Mexico Vacations, Planned Free

Stacey Vacations plans Mexico vacations at no fee — all-inclusive resorts on the Caribbean and Pacific coasts, Mayan ruins, cenote swims, and adventure add-ons. I'm Stacey Haines, a Florida-based travel agent with Castle Dreams Travel, and the resorts pay my commission, so my planning costs you nothing.

Mexico is the easiest international trip most American travelers will ever take: short flights, enormous resort selection, and prices that stretch further than almost anywhere in the Caribbean. The catch is choice overload — two very different coasts and hundreds of resorts — which is exactly where I come in.
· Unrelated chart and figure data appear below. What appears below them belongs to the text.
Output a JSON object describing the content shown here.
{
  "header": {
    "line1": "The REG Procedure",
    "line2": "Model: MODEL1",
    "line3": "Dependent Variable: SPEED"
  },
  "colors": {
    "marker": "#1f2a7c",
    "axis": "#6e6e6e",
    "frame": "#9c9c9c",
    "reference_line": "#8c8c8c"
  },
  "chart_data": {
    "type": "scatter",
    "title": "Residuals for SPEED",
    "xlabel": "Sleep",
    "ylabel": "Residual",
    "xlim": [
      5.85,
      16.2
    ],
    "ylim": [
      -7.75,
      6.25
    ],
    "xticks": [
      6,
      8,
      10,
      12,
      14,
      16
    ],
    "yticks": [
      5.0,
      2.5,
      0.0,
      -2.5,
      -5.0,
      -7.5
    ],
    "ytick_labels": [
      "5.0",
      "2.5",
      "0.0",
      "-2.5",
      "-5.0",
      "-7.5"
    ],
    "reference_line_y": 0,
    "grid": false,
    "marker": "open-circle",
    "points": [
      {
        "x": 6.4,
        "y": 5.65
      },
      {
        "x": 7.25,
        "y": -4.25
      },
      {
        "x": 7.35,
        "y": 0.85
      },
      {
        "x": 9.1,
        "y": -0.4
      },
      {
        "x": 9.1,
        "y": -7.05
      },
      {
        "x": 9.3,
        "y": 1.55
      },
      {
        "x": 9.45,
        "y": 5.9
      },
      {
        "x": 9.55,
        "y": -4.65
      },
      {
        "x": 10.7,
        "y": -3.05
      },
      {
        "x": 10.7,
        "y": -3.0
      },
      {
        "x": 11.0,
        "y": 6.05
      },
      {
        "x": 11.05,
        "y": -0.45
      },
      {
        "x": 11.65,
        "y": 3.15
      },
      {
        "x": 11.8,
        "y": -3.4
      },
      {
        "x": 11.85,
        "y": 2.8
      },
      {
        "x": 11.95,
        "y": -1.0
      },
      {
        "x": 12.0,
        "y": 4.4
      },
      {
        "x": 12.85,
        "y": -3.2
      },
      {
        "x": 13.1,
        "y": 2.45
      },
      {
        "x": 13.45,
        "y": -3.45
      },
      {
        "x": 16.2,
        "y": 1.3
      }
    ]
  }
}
Ruins, History & Tradition

The Mayan world is a day trip from your beach chair. Chichen Itza, one of the most visited archaeological sites on earth, is an easy excursion from the Riviera Maya; Tulum's clifftop ruins overlook the sea itself; and Palenque rewards travelers willing to go deeper into the jungle.
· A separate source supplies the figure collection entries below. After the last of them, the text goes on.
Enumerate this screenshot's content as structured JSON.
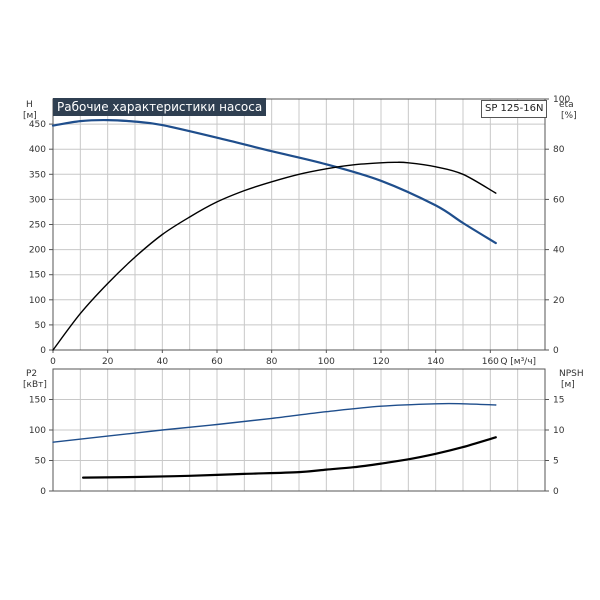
{
  "chart_data": [
    {
      "type": "line",
      "title": "Рабочие характеристики насоса",
      "model": "SP 125-16N",
      "xlabel": "Q [м³/ч]",
      "xlim": [
        0,
        180
      ],
      "x_ticks": [
        0,
        20,
        40,
        60,
        80,
        100,
        120,
        140,
        160
      ],
      "left_axis": {
        "label": "H",
        "unit": "[м]",
        "ylim": [
          0,
          500
        ],
        "ticks": [
          0,
          50,
          100,
          150,
          200,
          250,
          300,
          350,
          400,
          450
        ]
      },
      "right_axis": {
        "label": "eta",
        "unit": "[%]",
        "ylim": [
          0,
          100
        ],
        "ticks": [
          0,
          20,
          40,
          60,
          80,
          100
        ]
      },
      "grid": true,
      "series": [
        {
          "key": "H",
          "axis": "left",
          "color": "#1f4e8c",
          "x": [
            0,
            10,
            20,
            30,
            40,
            60,
            80,
            100,
            120,
            140,
            150,
            162
          ],
          "y": [
            447,
            456,
            458,
            455,
            448,
            423,
            396,
            370,
            337,
            288,
            253,
            213
          ]
        },
        {
          "key": "eta",
          "axis": "right",
          "color": "#000000",
          "x": [
            0,
            10,
            20,
            30,
            40,
            50,
            60,
            70,
            80,
            90,
            100,
            110,
            120,
            125,
            130,
            140,
            150,
            162
          ],
          "y": [
            0,
            14.5,
            26.5,
            37,
            46,
            53,
            59,
            63.5,
            67,
            70,
            72.2,
            73.8,
            74.6,
            74.8,
            74.6,
            73,
            70,
            62.5
          ]
        }
      ]
    },
    {
      "type": "line",
      "xlim": [
        0,
        180
      ],
      "left_axis": {
        "label": "P2",
        "unit": "[кВт]",
        "ylim": [
          0,
          200
        ],
        "ticks": [
          0,
          50,
          100,
          150
        ]
      },
      "right_axis": {
        "label": "NPSH",
        "unit": "[м]",
        "ylim": [
          0,
          20
        ],
        "ticks": [
          0,
          5,
          10,
          15
        ]
      },
      "grid": true,
      "series": [
        {
          "key": "P2",
          "axis": "left",
          "color": "#1f4e8c",
          "x": [
            0,
            20,
            40,
            60,
            80,
            100,
            120,
            140,
            150,
            162
          ],
          "y": [
            80,
            90,
            100,
            109,
            119,
            130,
            139,
            143,
            143,
            141
          ]
        },
        {
          "key": "NPSH",
          "axis": "right",
          "color": "#000000",
          "x": [
            11,
            30,
            50,
            70,
            90,
            100,
            110,
            120,
            130,
            140,
            150,
            162
          ],
          "y": [
            2.2,
            2.3,
            2.5,
            2.8,
            3.1,
            3.5,
            3.9,
            4.5,
            5.2,
            6.1,
            7.2,
            8.8
          ]
        }
      ]
    }
  ]
}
Time a trip around Mexico's traditions and the country opens up further — Día de los Muertos in late October and early November is unlike any celebration anywhere. I build excursion days into resort trips so you get the history without losing the beach. Most resorts run early-morning Chichen Itza departures that beat the heat and the tour buses — worth the alarm clock.
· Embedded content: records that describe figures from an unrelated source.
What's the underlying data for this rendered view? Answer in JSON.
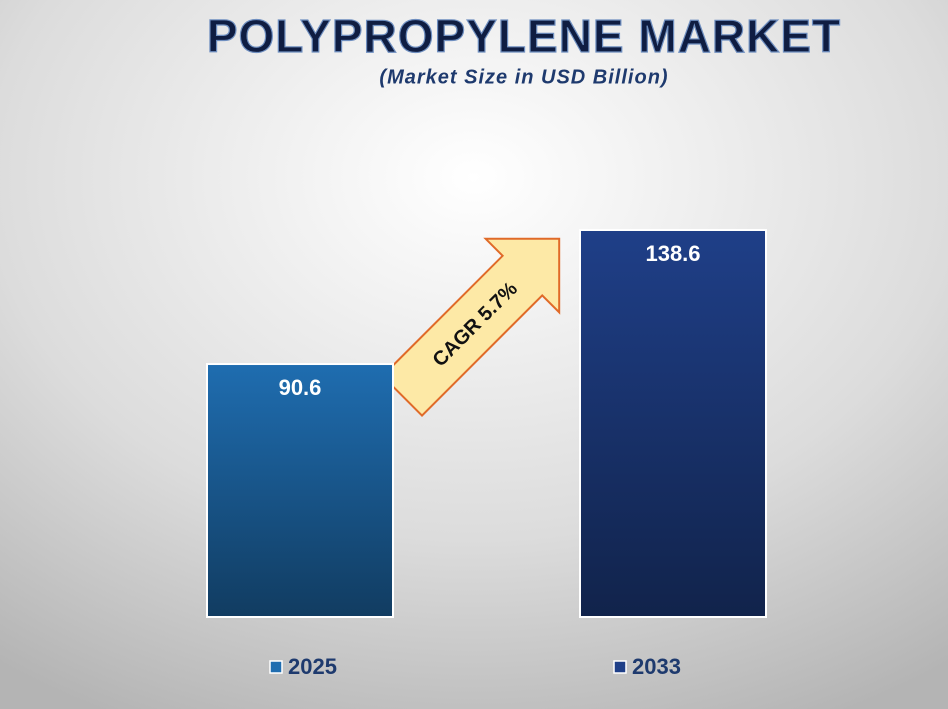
{
  "chart_data": {
    "type": "bar",
    "title": "POLYPROPYLENE MARKET",
    "subtitle": "(Market Size in USD Billion)",
    "annotation": "CAGR 5.7%",
    "categories": [
      "2025",
      "2033"
    ],
    "values": [
      90.6,
      138.6
    ],
    "colors": [
      "#1f6db0",
      "#1f3f88"
    ],
    "legend": true
  }
}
Ancient Mayan ruins in Mexico

Caribbean or Pacific — Which Mexico Beach?

The Caribbean side — Cancun, Playa del Carmen, the Riviera Maya — is the classic postcard: soft white sand, calm turquoise water, reef snorkeling, and the largest concentration of all-inclusive resorts in the world. It's the simplest pick for first-timers, families, and groups — calm water, short transfers from the Cancun airport, and resorts with genuinely strong kids' programs.

The Pacific side trades turquoise for gold. Puerto Vallarta pairs a real Mexican town with sunset-facing beaches; Los Cabos puts desert cliffs against deep blue ocean with a luxury bent. One honest note on Cabo: some of its most photographed beaches aren't safe for swimming, so I'll point you to resorts on the swimmable stretches before you book.

Either coast works as a wedding or honeymoon backdrop — destination weddings are one of my specialties, and Mexico's resorts handle them constantly and well.

White sand beach with palms on Mexico's Caribbean coast

Adventure Beyond the Resort

The Yucatan's cenotes — freshwater sinkholes strung through the jungle — are the swim you'll still be talking about next year. Snorkel or dive the Riviera Maya's reefs, zip-line through the canopy, or paddle the Sian Ka'an Biosphere Reserve south of Tulum.

Go further and Mexico keeps going: surfing in Baja, white-water on the Antigua River, the rock walls of El Potrero Chico, and the Copper Canyon — a canyon system larger than the Grand Canyon — in the country's northwest. Tell me your appetite for adventure and I'll calibrate the itinerary to match. None of it requires roughing it — most of these run as comfortable day trips from an all-inclusive base.

Cenote swimming hole in Mexico's Yucatan Peninsula

When Should You Book Mexico?

Earlier than you think. Holiday weeks and spring break sell out the best room categories months ahead, and winter is high season on both coasts. Late summer and fall bring the best prices but overlap hurricane season on the Caribbean side — I'll tell you honestly what that trade-off means for your dates. And if your dates can flex, say so — moving one week can change the price of the same room more than any discount ever will.